ガツンとインパクトのある写真を撮りたいのであれば300mm以上の超望遠レンズ、とくに500mmクラスを使ってみるのがオススメです。圧倒的なクローズアップと圧倒的な圧縮効果は、300mm以下のレンズでは味わえないもので、500mmクラスの超望遠レンズでは、前述のような雲海の部分アップはもちろん、幾重にも重なった山並み、木の葉や木の実のアップ、月や太陽をはじめとする天体など、あらゆる場面で活躍します。これから冬にかけて、東京近郊の方々であれば富士山の山頂に日が沈む「ダイヤモンド富士」を撮影するにもいいですし、来年5月には日本列島の広い範囲で見られる金環食を狙うのもいいですね。

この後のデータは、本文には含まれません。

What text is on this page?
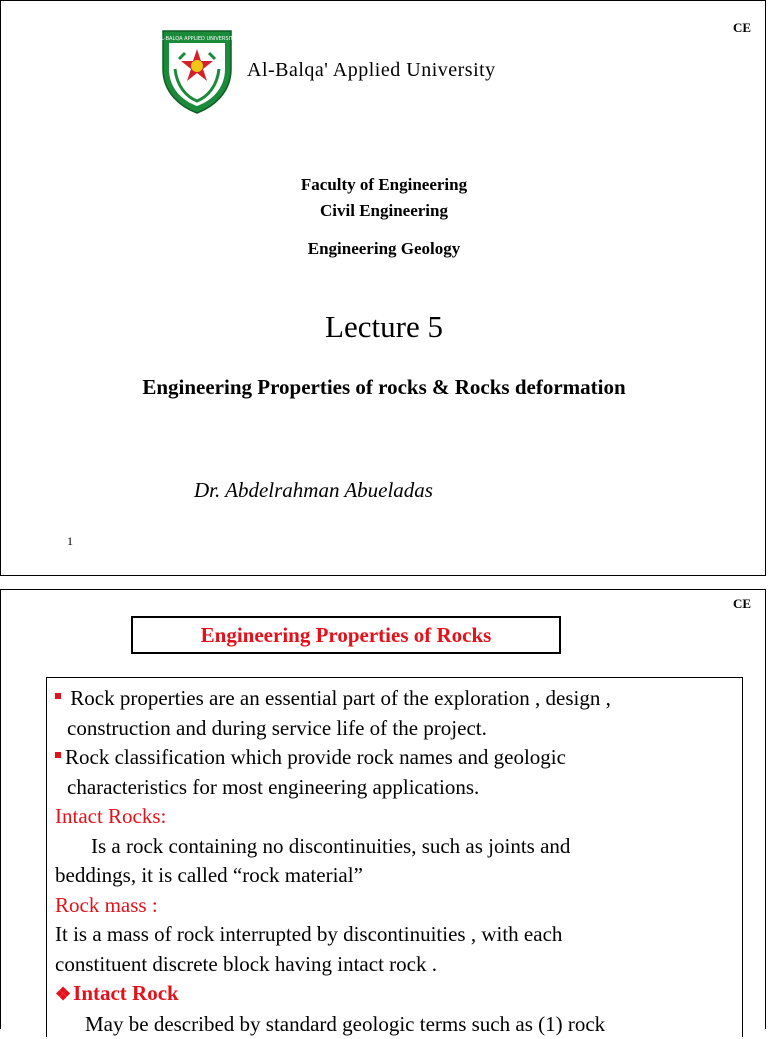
CE
AL-BALQA APPLIED UNIVERSITY
Al-Balqa' Applied University
Faculty of Engineering
Civil Engineering
Engineering Geology
Lecture 5
Engineering Properties of rocks & Rocks deformation
Dr. Abdelrahman Abueladas
1
CE
Engineering Properties of Rocks
Rock properties are an essential part of the exploration , design ,
construction and during service life of the project.
Rock classification which provide rock names and geologic
characteristics for most engineering applications.
Intact Rocks:
Is a rock containing no discontinuities, such as joints and
beddings, it is called “rock material”
Rock mass :
It is a mass of rock interrupted by discontinuities , with each
constituent discrete block having intact rock .
❖Intact Rock
May be described by standard geologic terms such as (1) rock
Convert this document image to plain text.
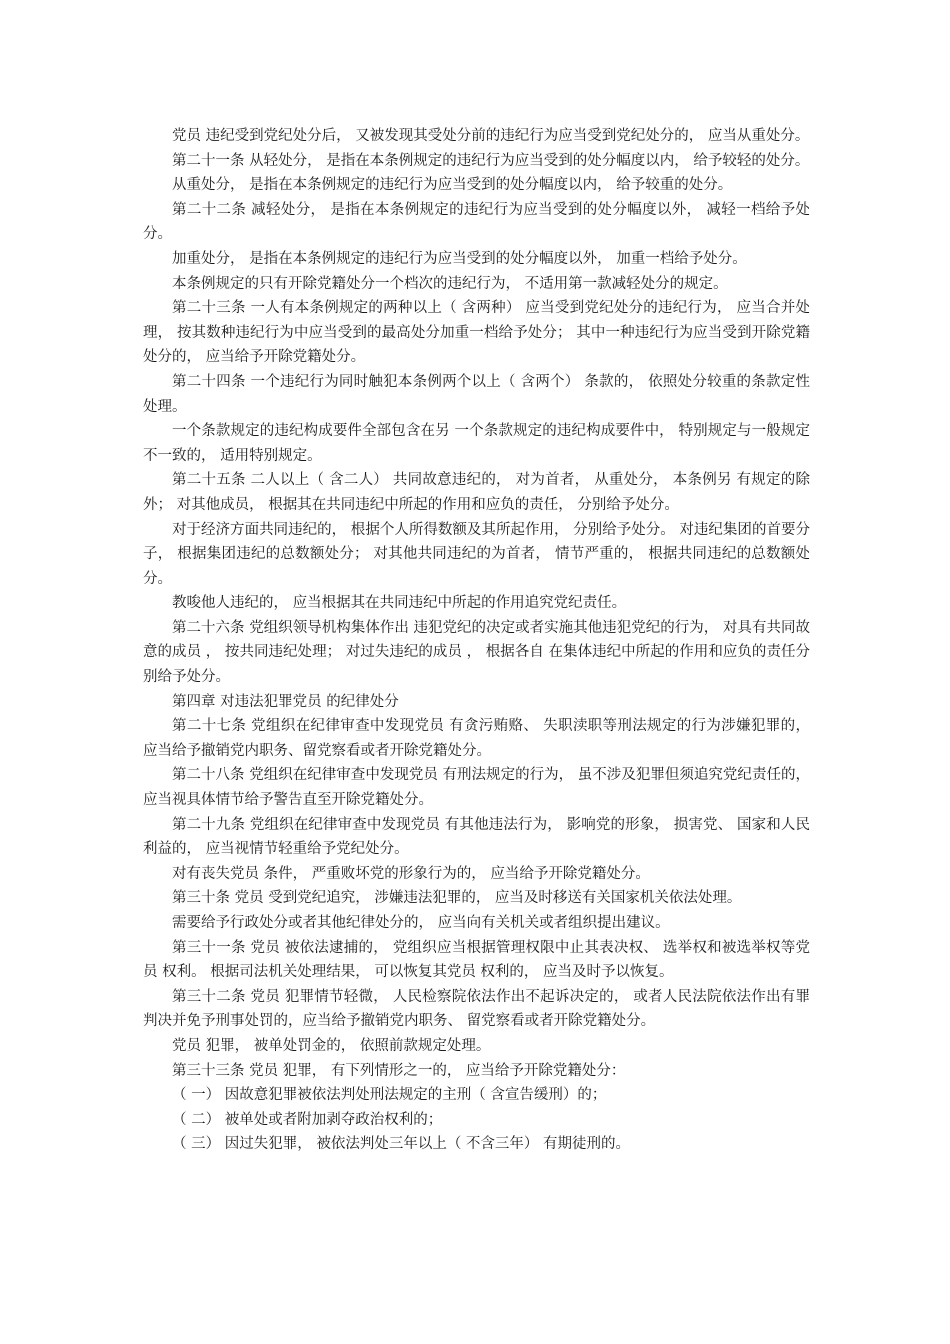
党员 违纪受到党纪处分后， 又被发现其受处分前的违纪行为应当受到党纪处分的， 应当从重处分。

第二十一条 从轻处分， 是指在本条例规定的违纪行为应当受到的处分幅度以内， 给予较轻的处分。

从重处分， 是指在本条例规定的违纪行为应当受到的处分幅度以内， 给予较重的处分。

第二十二条 减轻处分， 是指在本条例规定的违纪行为应当受到的处分幅度以外， 减轻一档给予处分。

加重处分， 是指在本条例规定的违纪行为应当受到的处分幅度以外， 加重一档给予处分。

本条例规定的只有开除党籍处分一个档次的违纪行为， 不适用第一款减轻处分的规定。

第二十三条 一人有本条例规定的两种以上（ 含两种） 应当受到党纪处分的违纪行为， 应当合并处理， 按其数种违纪行为中应当受到的最高处分加重一档给予处分； 其中一种违纪行为应当受到开除党籍处分的， 应当给予开除党籍处分。

第二十四条 一个违纪行为同时触犯本条例两个以上（ 含两个） 条款的， 依照处分较重的条款定性处理。

一个条款规定的违纪构成要件全部包含在另 一个条款规定的违纪构成要件中， 特别规定与一般规定不一致的， 适用特别规定。

第二十五条 二人以上（ 含二人） 共同故意违纪的， 对为首者， 从重处分， 本条例另 有规定的除外； 对其他成员， 根据其在共同违纪中所起的作用和应负的责任， 分别给予处分。

对于经济方面共同违纪的， 根据个人所得数额及其所起作用， 分别给予处分。 对违纪集团的首要分子， 根据集团违纪的总数额处分； 对其他共同违纪的为首者， 情节严重的， 根据共同违纪的总数额处分。

教唆他人违纪的， 应当根据其在共同违纪中所起的作用追究党纪责任。

第二十六条 党组织领导机构集体作出 违犯党纪的决定或者实施其他违犯党纪的行为， 对具有共同故意的成员 ， 按共同违纪处理； 对过失违纪的成员 ， 根据各自 在集体违纪中所起的作用和应负的责任分别给予处分。

第四章 对违法犯罪党员 的纪律处分

第二十七条 党组织在纪律审查中发现党员 有贪污贿赂、 失职渎职等刑法规定的行为涉嫌犯罪的， 应当给予撤销党内职务、留党察看或者开除党籍处分。

第二十八条 党组织在纪律审查中发现党员 有刑法规定的行为， 虽不涉及犯罪但须追究党纪责任的， 应当视具体情节给予警告直至开除党籍处分。

第二十九条 党组织在纪律审查中发现党员 有其他违法行为， 影响党的形象， 损害党、 国家和人民利益的， 应当视情节轻重给予党纪处分。

对有丧失党员 条件， 严重败坏党的形象行为的， 应当给予开除党籍处分。

第三十条 党员 受到党纪追究， 涉嫌违法犯罪的， 应当及时移送有关国家机关依法处理。

需要给予行政处分或者其他纪律处分的， 应当向有关机关或者组织提出建议。

第三十一条 党员 被依法逮捕的， 党组织应当根据管理权限中止其表决权、 选举权和被选举权等党员 权利。 根据司法机关处理结果， 可以恢复其党员 权利的， 应当及时予以恢复。

第三十二条 党员 犯罪情节轻微， 人民检察院依法作出不起诉决定的， 或者人民法院依法作出有罪判决并免予刑事处罚的，应当给予撤销党内职务、 留党察看或者开除党籍处分。

党员 犯罪， 被单处罚金的， 依照前款规定处理。

第三十三条 党员 犯罪， 有下列情形之一的， 应当给予开除党籍处分：

（ 一） 因故意犯罪被依法判处刑法规定的主刑（ 含宣告缓刑）的；

（ 二） 被单处或者附加剥夺政治权利的；

（ 三） 因过失犯罪， 被依法判处三年以上（ 不含三年） 有期徒刑的。
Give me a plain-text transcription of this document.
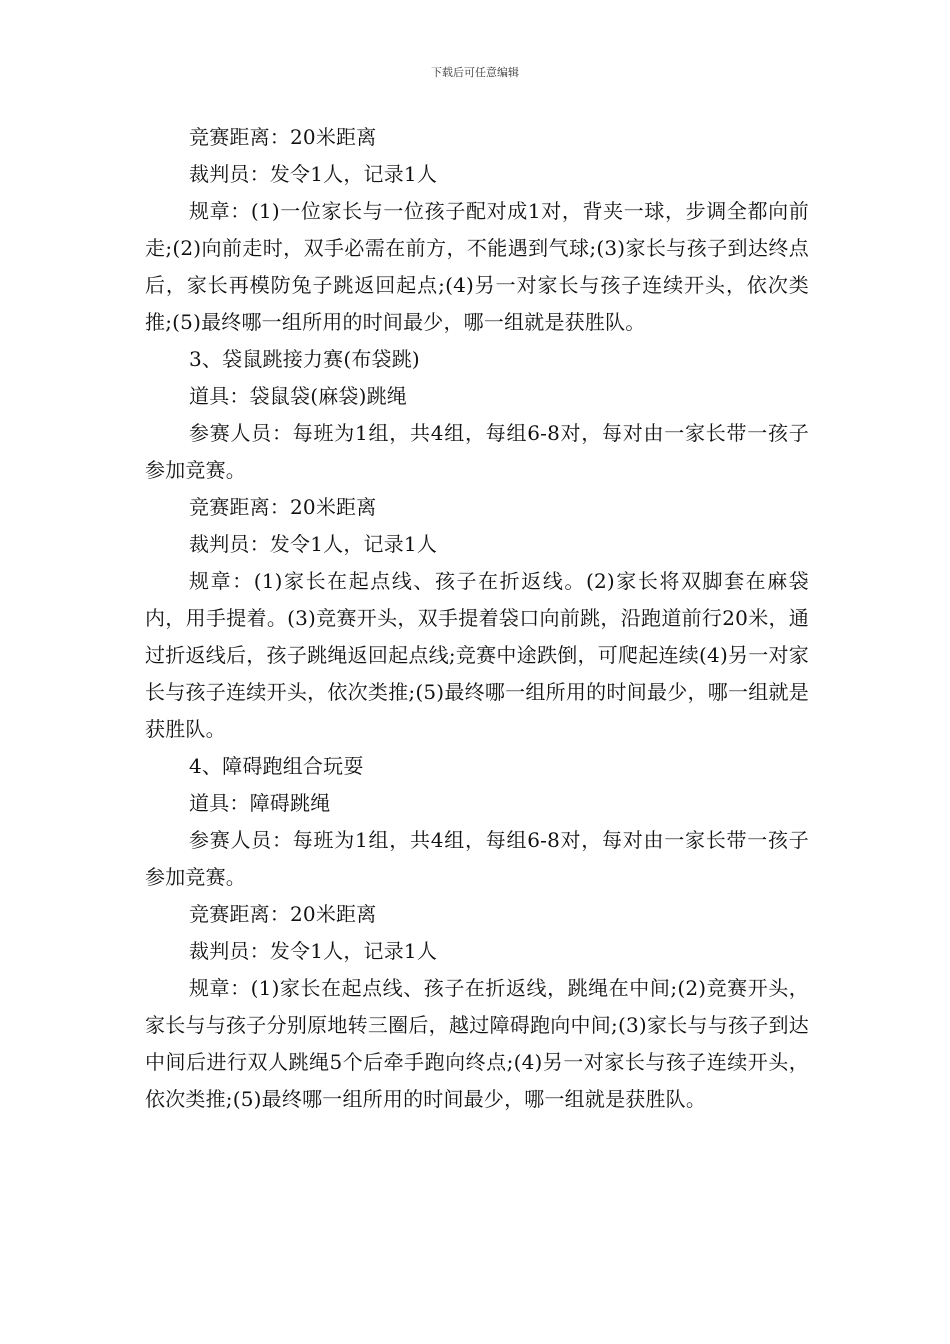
下载后可任意编辑

竞赛距离：20米距离

裁判员：发令1人，记录1人

规章：(1)一位家长与一位孩子配对成1对，背夹一球，步调全都向前走;(2)向前走时，双手必需在前方，不能遇到气球;(3)家长与孩子到达终点后，家长再模防兔子跳返回起点;(4)另一对家长与孩子连续开头，依次类推;(5)最终哪一组所用的时间最少，哪一组就是获胜队。

3、袋鼠跳接力赛(布袋跳)

道具：袋鼠袋(麻袋)跳绳

参赛人员：每班为1组，共4组，每组6-8对，每对由一家长带一孩子参加竞赛。

竞赛距离：20米距离

裁判员：发令1人，记录1人

规章：(1)家长在起点线、孩子在折返线。(2)家长将双脚套在麻袋内，用手提着。(3)竞赛开头，双手提着袋口向前跳，沿跑道前行20米，通过折返线后，孩子跳绳返回起点线;竞赛中途跌倒，可爬起连续(4)另一对家长与孩子连续开头，依次类推;(5)最终哪一组所用的时间最少，哪一组就是获胜队。

4、障碍跑组合玩耍

道具：障碍跳绳

参赛人员：每班为1组，共4组，每组6-8对，每对由一家长带一孩子参加竞赛。

竞赛距离：20米距离

裁判员：发令1人，记录1人

规章：(1)家长在起点线、孩子在折返线，跳绳在中间;(2)竞赛开头，家长与与孩子分别原地转三圈后，越过障碍跑向中间;(3)家长与与孩子到达中间后进行双人跳绳5个后牵手跑向终点;(4)另一对家长与孩子连续开头，依次类推;(5)最终哪一组所用的时间最少，哪一组就是获胜队。
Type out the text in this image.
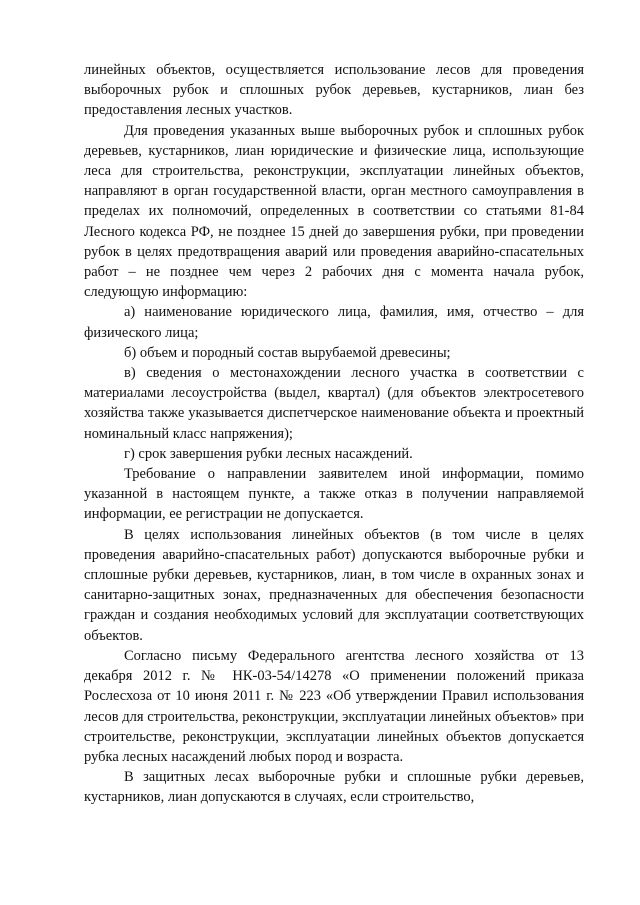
линейных объектов, осуществляется использование лесов для проведения выборочных рубок и сплошных рубок деревьев, кустарников, лиан без предоставления лесных участков.

Для проведения указанных выше выборочных рубок и сплошных рубок деревьев, кустарников, лиан юридические и физические лица, использующие леса для строительства, реконструкции, эксплуатации линейных объектов, направляют в орган государственной власти, орган местного самоуправления в пределах их полномочий, определенных в соответствии со статьями 81-84 Лесного кодекса РФ, не позднее 15 дней до завершения рубки, при проведении рубок в целях предотвращения аварий или проведения аварийно-спасательных работ – не позднее чем через 2 рабочих дня с момента начала рубок, следующую информацию:

а) наименование юридического лица, фамилия, имя, отчество – для физического лица;

б) объем и породный состав вырубаемой древесины;

в) сведения о местонахождении лесного участка в соответствии с материалами лесоустройства (выдел, квартал) (для объектов электросетевого хозяйства также указывается диспетчерское наименование объекта и проектный номинальный класс напряжения);

г) срок завершения рубки лесных насаждений.

Требование о направлении заявителем иной информации, помимо указанной в настоящем пункте, а также отказ в получении направляемой информации, ее регистрации не допускается.

В целях использования линейных объектов (в том числе в целях проведения аварийно-спасательных работ) допускаются выборочные рубки и сплошные рубки деревьев, кустарников, лиан, в том числе в охранных зонах и санитарно-защитных зонах, предназначенных для обеспечения безопасности граждан и создания необходимых условий для эксплуатации соответствующих объектов.

Согласно письму Федерального агентства лесного хозяйства от 13 декабря 2012 г. № НК-03-54/14278 «О применении положений приказа Рослесхоза от 10 июня 2011 г. № 223 «Об утверждении Правил использования лесов для строительства, реконструкции, эксплуатации линейных объектов» при строительстве, реконструкции, эксплуатации линейных объектов допускается рубка лесных насаждений любых пород и возраста.

В защитных лесах выборочные рубки и сплошные рубки деревьев, кустарников, лиан допускаются в случаях, если строительство,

風景写真では精緻な描写力が求められますから、500mmまでカバーするズームレンズではやはり力不足です。

写真:ダイヤモンド富士
かといって500mmF4クラスでは重量がありすぎるうえに高価です。そんなときはコンパクトで高画質なプロミナー500mmは最適といえるでしょう。撮影行では28-70mmクラスと70-200mmクラスの標準セットにプロミナー500mmを加えれば、ほとんどのシーンを切り取ることができます。500mmで長すぎるときはマウントアダプターをTX10からTX07に付け替えて350mmF4として使えるのも便利ですね。

写真:PROMINAR 500mm F5.6 FL

 今シーズンは夏の暑さが長引いたためか、どこも紅葉/黄葉の色づきが悪く撮影はうまくいきませんでしたが、色づいた葉や木の実などをクローズアップ撮影するときにもプロミナー500mmは活躍します。ライブビュー利用のマニュアルフォーカスによる完璧なピント合わせと、完璧にブレを抑制することさえできれば、プロミナー500mmは素晴らしく緻密な画を提供してくれますから、迫力のある作品を撮りたいと考える風景写真家向けの超望遠レンズとして、プロミナー500mmをオススメしたいですね。